Closely tied to the Silverlight Pivot Viewer I discussed in my previous blog post, is Microsoft's Deep Zoom technology. Deep Zoom enables users to pan and zoom around a high resolution image, or in the case of how we use it for the Appleton Compassion Project Virtual Exhibit, navigate a large collection of images.

Deep Zoom accomplishes this by using a process similar to Google/Bing maps. There are layers to the image, so one layer can show the entire collection with very small sizes for the images. The images are also broken up into tiles, so as you go to higher resolution images, it may be broken up into several tiles so you do not have to load the entire image. As you zoom closer into the document, you are navigating to layers that are deeper and deeper in the collection, with increasing image resolution and will be loading a tile that is a subset of the image. Microsoft has a nice picture of this and an accompanying description at their MSDN site.

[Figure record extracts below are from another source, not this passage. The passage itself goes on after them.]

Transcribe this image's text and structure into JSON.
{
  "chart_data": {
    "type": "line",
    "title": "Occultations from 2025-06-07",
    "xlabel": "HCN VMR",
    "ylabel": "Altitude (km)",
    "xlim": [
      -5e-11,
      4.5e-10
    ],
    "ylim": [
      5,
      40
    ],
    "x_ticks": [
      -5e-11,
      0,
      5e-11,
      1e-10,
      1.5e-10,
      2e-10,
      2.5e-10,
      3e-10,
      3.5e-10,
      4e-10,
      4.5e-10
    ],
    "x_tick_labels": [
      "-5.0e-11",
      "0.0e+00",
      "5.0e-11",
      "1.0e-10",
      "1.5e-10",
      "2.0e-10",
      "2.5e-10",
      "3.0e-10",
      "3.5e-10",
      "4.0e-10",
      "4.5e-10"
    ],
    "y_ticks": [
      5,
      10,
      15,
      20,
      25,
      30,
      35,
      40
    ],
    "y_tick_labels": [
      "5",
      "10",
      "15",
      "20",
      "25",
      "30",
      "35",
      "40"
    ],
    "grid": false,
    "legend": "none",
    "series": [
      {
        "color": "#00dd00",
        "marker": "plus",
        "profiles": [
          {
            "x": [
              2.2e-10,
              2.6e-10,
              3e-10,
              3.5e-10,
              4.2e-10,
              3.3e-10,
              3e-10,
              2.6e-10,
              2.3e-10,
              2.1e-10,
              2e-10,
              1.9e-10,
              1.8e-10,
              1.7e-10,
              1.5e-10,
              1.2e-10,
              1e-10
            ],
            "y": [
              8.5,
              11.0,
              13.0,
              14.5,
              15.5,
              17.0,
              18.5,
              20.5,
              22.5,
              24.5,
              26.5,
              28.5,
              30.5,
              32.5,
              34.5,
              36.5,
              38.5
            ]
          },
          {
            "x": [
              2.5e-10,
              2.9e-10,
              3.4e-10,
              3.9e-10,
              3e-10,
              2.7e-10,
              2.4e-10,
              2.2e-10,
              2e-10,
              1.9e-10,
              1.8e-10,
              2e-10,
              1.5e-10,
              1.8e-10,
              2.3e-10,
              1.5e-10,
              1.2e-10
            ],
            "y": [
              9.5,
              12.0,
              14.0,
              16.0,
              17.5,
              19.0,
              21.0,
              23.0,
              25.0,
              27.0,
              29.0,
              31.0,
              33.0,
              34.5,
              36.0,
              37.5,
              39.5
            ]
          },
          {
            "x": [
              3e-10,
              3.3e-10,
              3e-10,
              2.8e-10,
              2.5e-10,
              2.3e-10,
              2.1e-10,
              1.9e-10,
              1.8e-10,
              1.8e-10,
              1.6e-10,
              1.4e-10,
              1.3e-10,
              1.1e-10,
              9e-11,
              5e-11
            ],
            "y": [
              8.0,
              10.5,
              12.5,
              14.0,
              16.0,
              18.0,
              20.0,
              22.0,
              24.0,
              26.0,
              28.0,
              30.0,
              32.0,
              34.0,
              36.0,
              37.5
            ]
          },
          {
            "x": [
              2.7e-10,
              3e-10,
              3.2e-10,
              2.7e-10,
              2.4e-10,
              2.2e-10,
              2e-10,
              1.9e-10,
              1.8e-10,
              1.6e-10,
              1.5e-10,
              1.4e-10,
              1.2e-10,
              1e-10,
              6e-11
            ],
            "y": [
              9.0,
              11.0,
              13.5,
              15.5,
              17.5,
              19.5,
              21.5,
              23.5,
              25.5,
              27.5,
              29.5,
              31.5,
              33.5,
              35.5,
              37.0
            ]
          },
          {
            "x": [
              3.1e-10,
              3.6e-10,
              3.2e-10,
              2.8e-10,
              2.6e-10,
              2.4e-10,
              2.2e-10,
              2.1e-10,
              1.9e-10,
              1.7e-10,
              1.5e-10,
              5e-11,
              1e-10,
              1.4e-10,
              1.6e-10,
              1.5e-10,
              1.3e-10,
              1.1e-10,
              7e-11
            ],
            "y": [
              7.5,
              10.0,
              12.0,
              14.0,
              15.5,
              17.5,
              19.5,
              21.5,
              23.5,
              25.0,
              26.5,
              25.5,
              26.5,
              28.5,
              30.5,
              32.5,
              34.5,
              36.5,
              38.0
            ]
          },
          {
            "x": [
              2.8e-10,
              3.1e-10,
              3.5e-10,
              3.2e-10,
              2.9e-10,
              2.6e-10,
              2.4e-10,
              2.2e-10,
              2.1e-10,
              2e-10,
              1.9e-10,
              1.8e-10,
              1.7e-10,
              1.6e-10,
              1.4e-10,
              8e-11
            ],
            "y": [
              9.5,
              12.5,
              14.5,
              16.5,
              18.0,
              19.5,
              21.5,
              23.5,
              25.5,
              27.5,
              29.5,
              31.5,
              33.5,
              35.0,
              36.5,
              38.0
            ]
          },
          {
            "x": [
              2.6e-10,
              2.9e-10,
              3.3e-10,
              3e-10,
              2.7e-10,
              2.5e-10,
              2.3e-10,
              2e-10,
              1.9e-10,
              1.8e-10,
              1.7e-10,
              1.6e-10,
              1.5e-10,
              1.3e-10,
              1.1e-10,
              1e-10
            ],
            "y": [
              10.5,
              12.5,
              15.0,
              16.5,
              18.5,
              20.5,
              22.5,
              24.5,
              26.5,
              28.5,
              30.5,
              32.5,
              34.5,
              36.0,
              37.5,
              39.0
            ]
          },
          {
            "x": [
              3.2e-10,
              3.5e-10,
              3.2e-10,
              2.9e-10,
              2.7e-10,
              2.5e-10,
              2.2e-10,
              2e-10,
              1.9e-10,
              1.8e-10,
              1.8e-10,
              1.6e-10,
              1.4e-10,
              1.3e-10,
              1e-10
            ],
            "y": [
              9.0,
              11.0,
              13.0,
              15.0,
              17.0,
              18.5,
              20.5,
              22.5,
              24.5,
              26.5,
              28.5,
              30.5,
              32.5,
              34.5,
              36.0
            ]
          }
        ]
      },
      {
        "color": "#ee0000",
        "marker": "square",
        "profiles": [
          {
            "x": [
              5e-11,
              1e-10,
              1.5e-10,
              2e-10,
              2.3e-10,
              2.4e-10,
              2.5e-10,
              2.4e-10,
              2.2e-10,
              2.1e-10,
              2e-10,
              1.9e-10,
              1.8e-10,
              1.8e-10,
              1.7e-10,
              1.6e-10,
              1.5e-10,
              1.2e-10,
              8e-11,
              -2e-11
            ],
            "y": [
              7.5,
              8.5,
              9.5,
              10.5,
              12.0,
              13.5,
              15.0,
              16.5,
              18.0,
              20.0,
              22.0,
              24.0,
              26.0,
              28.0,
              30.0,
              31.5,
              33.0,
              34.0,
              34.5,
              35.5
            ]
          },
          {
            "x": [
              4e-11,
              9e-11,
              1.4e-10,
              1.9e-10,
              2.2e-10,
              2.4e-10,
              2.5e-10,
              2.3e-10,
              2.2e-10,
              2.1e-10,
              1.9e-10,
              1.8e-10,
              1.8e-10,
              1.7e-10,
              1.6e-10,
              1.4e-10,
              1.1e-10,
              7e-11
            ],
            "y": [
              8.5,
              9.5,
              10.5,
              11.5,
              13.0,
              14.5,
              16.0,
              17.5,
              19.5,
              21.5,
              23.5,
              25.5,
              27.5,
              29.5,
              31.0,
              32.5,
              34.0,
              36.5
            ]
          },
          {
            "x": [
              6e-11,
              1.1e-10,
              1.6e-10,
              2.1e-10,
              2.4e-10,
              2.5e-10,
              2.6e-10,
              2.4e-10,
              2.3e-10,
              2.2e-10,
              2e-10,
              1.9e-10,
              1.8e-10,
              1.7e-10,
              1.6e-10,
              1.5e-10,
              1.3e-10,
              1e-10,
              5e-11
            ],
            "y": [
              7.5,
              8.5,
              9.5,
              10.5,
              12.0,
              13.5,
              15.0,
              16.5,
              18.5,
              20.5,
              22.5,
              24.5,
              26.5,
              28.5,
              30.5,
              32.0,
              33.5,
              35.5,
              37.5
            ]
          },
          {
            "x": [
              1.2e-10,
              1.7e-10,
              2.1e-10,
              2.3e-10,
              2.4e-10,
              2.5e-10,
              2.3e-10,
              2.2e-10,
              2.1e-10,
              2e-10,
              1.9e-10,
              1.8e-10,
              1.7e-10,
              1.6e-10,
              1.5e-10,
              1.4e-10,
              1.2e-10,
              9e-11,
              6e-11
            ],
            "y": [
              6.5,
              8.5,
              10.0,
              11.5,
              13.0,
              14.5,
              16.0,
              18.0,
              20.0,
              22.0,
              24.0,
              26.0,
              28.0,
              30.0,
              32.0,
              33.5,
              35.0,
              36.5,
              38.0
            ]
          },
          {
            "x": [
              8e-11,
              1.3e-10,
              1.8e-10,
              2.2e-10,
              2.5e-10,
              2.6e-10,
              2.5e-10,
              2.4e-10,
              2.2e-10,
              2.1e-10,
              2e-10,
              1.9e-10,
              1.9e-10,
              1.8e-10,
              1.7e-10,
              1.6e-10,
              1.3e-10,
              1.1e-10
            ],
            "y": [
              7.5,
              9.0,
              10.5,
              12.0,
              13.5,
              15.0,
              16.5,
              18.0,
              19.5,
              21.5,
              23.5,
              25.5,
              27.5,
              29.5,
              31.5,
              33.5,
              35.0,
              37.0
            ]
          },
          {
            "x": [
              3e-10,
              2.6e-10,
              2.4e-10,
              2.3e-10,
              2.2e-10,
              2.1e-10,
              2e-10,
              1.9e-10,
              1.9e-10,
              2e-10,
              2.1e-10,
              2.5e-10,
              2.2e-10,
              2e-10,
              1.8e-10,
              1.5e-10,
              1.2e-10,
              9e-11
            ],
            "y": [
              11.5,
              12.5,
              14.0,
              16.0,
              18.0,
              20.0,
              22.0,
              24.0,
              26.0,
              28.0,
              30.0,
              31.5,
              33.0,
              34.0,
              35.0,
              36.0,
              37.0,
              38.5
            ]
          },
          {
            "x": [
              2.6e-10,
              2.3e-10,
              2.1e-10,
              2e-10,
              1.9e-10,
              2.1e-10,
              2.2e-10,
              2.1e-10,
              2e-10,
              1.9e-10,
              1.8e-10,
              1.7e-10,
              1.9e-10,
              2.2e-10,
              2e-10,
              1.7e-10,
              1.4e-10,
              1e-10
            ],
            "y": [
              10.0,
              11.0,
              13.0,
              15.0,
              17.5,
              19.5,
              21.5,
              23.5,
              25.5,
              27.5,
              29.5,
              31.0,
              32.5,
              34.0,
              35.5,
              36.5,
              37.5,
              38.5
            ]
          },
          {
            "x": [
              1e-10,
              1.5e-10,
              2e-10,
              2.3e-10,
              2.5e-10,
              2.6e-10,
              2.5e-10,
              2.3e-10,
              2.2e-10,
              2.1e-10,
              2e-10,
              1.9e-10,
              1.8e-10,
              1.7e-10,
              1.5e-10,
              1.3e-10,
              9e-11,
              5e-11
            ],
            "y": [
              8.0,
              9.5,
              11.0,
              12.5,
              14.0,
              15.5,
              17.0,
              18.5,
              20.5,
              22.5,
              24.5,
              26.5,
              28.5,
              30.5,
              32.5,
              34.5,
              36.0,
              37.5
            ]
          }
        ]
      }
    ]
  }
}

Deep Zoom consists of several XML based files. The first is the Deep Zoom image (DZI). This file is essentially an XML file that contains the layers and tile information for a given image. The Deep Zoom image creation process creates a directory for each image, this directory will then have the layers, and images that are broken into tiles. For example, in testing that we did, a single image taken with a home digital camera that is 4 MB in size, was broken up into 12 sub folders, each containing tiled images. One image created 12 directories and 238 files. For the Appleton Compassion Project, the collection of 10,000+ art pieces has created nearly one million files!

The second deep zoom file type is the Deep Zoom Collection (DZC). This file essentially is the high level collection that points to the DZI files. The Silverlight Pivot viewer then references this DZC file for the zooming process.

There are two ways to create Deep Zoom files. The first is to use the Deep Zoom composer that is part of Expression Blend. This process, outlined in the link above, is manual which obviously won't work for 10,000 images. The interesting thing is Microsoft really doesn't have an SDK or install for creating the Deep Zoom files. You need to physical copy a DLL from the Deep Zoom Composer directory and make it part of your application, outlined here.

Why Use it? Deep Zoom allows for a interactive zoom and pan user experience.